Everything is pretty authentic besides the honey (I learned to add that through my Vietnamese best friend) & rice vinegar. Enjoy!

This recipe worked for 2 lbs of chicken wings, I kept the flat & drum intact. That’s about 8-9 pieces of wings.

Ingredients:
3/4 cup of oyster sauce (use the Lee Kum Kee or Maekrua brand!!)
2 tbsp soy sauce (I prefer light soy sauce)
2 tbsp fish sauce (I like Viet Huong three crab fish sauce)
2 tbsp of honey (add more if you want yours sweeter)
3 tbsp of sugar (add more if you want yours sweeter)
1 tbsp of olive oil
2 tbsp of rice vinegar
1 tbsp of Thai chicken seasoning
Dash of salt, msg, & black pepper
Half small shallot, diced into small pieces
Lemongrass & ginger is optional! I’d do 3 tbsp of each

Lao food is pretty subjective so you can add more sugar & honey if you like your chicken marinade sweeter, or you can add a lot of lemongrass/ginger if you like yours more herbaceous.

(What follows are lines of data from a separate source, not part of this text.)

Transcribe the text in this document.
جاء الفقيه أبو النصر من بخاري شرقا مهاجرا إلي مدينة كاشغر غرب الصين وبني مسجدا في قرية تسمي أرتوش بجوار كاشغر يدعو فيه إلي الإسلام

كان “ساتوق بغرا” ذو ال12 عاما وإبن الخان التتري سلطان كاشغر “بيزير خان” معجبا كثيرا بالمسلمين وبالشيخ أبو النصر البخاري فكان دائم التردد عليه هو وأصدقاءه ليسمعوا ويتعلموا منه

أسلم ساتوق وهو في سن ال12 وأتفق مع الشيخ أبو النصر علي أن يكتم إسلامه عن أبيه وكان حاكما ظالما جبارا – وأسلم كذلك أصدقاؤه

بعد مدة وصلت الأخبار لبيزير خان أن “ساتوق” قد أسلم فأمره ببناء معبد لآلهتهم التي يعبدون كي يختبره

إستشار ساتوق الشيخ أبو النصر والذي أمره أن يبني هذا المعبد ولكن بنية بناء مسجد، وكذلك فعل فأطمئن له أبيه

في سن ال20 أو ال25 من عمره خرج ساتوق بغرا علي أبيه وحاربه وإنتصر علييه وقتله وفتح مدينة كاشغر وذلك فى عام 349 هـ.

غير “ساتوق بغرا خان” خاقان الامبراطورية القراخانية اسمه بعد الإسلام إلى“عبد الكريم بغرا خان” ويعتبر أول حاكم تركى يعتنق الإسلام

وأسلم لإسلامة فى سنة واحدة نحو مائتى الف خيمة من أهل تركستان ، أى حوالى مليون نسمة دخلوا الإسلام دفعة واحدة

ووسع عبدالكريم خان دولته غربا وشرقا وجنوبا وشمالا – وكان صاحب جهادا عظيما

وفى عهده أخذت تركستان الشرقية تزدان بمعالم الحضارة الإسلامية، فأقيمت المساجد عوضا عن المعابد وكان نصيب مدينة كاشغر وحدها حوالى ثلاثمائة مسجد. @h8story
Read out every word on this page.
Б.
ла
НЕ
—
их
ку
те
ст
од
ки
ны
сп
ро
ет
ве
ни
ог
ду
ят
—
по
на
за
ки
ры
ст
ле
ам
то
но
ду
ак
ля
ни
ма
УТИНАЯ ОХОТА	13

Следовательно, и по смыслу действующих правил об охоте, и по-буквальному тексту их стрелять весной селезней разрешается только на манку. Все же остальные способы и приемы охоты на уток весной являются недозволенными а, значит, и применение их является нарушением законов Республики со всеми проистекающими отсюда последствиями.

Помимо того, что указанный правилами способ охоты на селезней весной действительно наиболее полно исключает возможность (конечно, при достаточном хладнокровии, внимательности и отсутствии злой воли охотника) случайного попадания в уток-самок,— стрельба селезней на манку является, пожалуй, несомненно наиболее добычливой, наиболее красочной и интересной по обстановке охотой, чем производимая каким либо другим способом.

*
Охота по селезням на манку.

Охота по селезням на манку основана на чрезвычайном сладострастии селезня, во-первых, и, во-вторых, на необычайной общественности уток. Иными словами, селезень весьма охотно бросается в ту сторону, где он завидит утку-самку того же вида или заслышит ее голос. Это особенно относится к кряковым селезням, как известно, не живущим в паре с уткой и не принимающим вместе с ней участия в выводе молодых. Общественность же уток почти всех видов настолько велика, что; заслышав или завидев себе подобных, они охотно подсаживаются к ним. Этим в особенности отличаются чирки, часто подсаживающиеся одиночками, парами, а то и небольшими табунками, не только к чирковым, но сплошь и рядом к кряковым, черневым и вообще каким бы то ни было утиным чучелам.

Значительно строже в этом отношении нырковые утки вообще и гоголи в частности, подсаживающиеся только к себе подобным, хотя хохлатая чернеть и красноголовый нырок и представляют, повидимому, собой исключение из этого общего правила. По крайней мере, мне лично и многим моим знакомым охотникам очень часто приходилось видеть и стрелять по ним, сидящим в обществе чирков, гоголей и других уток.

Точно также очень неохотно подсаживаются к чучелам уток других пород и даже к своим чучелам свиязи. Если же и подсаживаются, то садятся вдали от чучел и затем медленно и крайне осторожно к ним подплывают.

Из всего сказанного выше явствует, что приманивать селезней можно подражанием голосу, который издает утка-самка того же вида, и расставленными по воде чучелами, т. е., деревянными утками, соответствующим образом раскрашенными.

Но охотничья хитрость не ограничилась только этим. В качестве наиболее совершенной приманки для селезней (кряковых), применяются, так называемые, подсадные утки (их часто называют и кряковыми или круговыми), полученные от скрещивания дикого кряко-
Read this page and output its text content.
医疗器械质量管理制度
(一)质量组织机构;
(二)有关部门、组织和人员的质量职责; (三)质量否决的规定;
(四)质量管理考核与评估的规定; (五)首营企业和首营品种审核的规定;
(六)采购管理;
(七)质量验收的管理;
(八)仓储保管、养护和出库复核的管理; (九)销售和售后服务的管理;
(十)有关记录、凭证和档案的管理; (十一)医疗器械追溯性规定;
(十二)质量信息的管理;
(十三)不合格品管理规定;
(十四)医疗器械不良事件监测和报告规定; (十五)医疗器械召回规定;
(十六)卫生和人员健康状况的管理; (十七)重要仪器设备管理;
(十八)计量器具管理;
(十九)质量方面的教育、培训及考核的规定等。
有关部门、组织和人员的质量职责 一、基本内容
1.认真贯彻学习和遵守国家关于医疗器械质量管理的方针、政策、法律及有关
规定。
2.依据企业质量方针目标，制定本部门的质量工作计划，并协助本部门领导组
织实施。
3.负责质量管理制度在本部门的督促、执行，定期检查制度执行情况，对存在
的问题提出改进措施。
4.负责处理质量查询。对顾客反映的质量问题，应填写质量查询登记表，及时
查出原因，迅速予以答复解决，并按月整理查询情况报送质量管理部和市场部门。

To spare any confusion, “ping” technically translates to grilled, but many people in the states refer to baked chicken as grilled chicken because were using ovens in our homes now versus cooking outside on a grill how you’d traditionally do it back in the motherland.

You can actually grill chicken using this same recipe but I would wait until the very end to add honey so there is no excessive burning.